Ja. Wir haben ein Deeskalationsmanagementteam im Klinikum und es gibt Präventionsmaßnahmen wie Trainings, die für alle Mitarbeitenden bei Interesse zugänglich sind. Die Rückmeldungen der Teilnehmenden dazu sind sehr gut – dank praxisnaher Tipps zur Gewaltvorbeugung und wertvoller Handlungshinweise für den Ernstfall. Zurzeit sind wir auch mit der Polizei im Gespräch über weitere technische Maßnahmen für mehr Sicherheit.

Fühlen Sie sich als Chefarzt auch persönlich dafür verantwortlich, ein sicheres Arbeitsumfeld zu schaffen?

Das ist ein wichtiges Anliegen.
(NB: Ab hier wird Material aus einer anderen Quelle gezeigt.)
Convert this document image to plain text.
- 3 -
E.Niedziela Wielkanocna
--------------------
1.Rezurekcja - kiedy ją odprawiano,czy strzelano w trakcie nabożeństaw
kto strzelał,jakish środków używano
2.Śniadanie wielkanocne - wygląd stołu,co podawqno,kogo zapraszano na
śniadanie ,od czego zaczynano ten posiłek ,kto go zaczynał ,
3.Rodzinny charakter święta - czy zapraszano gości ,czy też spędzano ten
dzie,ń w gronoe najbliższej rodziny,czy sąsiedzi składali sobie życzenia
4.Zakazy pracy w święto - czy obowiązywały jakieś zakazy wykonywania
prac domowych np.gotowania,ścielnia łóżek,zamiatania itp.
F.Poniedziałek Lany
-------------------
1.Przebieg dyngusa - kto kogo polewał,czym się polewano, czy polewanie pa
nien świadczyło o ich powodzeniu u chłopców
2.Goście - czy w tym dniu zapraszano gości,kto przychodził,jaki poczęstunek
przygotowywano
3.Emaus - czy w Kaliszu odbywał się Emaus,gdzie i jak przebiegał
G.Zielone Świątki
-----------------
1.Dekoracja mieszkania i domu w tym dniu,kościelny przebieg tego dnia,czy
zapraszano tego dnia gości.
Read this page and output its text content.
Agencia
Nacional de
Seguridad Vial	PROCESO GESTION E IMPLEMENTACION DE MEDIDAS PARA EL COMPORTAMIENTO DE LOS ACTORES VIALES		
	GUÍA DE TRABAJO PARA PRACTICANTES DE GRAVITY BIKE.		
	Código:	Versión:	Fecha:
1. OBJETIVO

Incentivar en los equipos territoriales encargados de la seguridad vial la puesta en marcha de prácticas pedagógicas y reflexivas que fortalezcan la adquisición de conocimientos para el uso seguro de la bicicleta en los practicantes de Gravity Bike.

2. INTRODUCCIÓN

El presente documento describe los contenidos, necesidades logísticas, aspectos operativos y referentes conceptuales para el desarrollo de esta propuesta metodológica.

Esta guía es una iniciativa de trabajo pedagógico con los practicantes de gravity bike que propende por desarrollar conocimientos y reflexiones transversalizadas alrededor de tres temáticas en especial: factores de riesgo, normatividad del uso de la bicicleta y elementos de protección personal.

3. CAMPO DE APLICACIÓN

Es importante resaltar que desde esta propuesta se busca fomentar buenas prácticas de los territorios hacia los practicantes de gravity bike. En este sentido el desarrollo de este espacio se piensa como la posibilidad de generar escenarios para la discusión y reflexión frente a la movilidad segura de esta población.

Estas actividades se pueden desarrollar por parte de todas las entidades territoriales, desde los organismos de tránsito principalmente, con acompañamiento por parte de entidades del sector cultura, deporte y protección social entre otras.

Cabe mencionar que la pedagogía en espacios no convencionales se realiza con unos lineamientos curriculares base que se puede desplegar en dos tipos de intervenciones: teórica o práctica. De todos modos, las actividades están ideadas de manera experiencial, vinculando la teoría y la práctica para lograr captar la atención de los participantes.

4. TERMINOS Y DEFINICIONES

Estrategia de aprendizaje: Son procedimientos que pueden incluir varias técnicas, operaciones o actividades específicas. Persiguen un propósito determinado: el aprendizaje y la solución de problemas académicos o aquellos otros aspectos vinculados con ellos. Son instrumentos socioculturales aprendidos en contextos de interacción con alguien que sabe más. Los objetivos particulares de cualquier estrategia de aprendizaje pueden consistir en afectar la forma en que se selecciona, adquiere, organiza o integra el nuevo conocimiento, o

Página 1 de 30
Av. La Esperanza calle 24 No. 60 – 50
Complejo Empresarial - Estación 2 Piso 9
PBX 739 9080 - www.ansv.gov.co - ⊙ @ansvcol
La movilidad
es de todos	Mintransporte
Gewalt im Krankenhaus sollte absolut tabu sein und bei uns gibt es „Null Toleranz bei Gewalt“. Deshalb unterstütze ich auch die Kampagne #GewaltAngehen und versuche damit, mich für Gewaltfreiheit und ein respektvolles Miteinander einzusetzen und dazu aufzurufen jeden Gewaltvorfall zu melden bzw. anzuzeigen.

Was sollte die Politik tun, um Ihren Arbeitsalltag sicherer zu machen?

Die Kliniken sind überlastet, personell unterbesetzt und unterfinanziert. Das führt zwangsläufig zu mehr Konflikten und diese Situation muss dringend grundsätzlich verbessert werden. Sonst verschärft sich das Problem noch weiter. Und dann werden noch mehr Menschen ihren Beruf wechseln oder junge Leute erst gar keine Ausbildung im medizinischen oder pflegerischen Bereich mehr anstreben. Außerdem wünsche ich mir, dass die Politik im Hinblick auf die alarmierende Steigerung der Gewalttaten auch in Form von Zuschüssen unterstützt. Bisher müssen Kliniken jedoch die kompletten Kosten für Antigewaltmaßnahmen selbst tragen.

Was kann jede und jeder Einzelne gegen Gewalt tun?

In der Klinik muss gelten, was überall richtig ist. Also ein respektvoller Umgang miteinander. Jeder Mensch sollte auf andere Menschen achten und sich kümmern. Wer merkt, dass sich ein Konflikt hochschaukelt, sollte – falls möglich – unter Wahrung des Eigenschutzes eingreifen und Hilfe holen.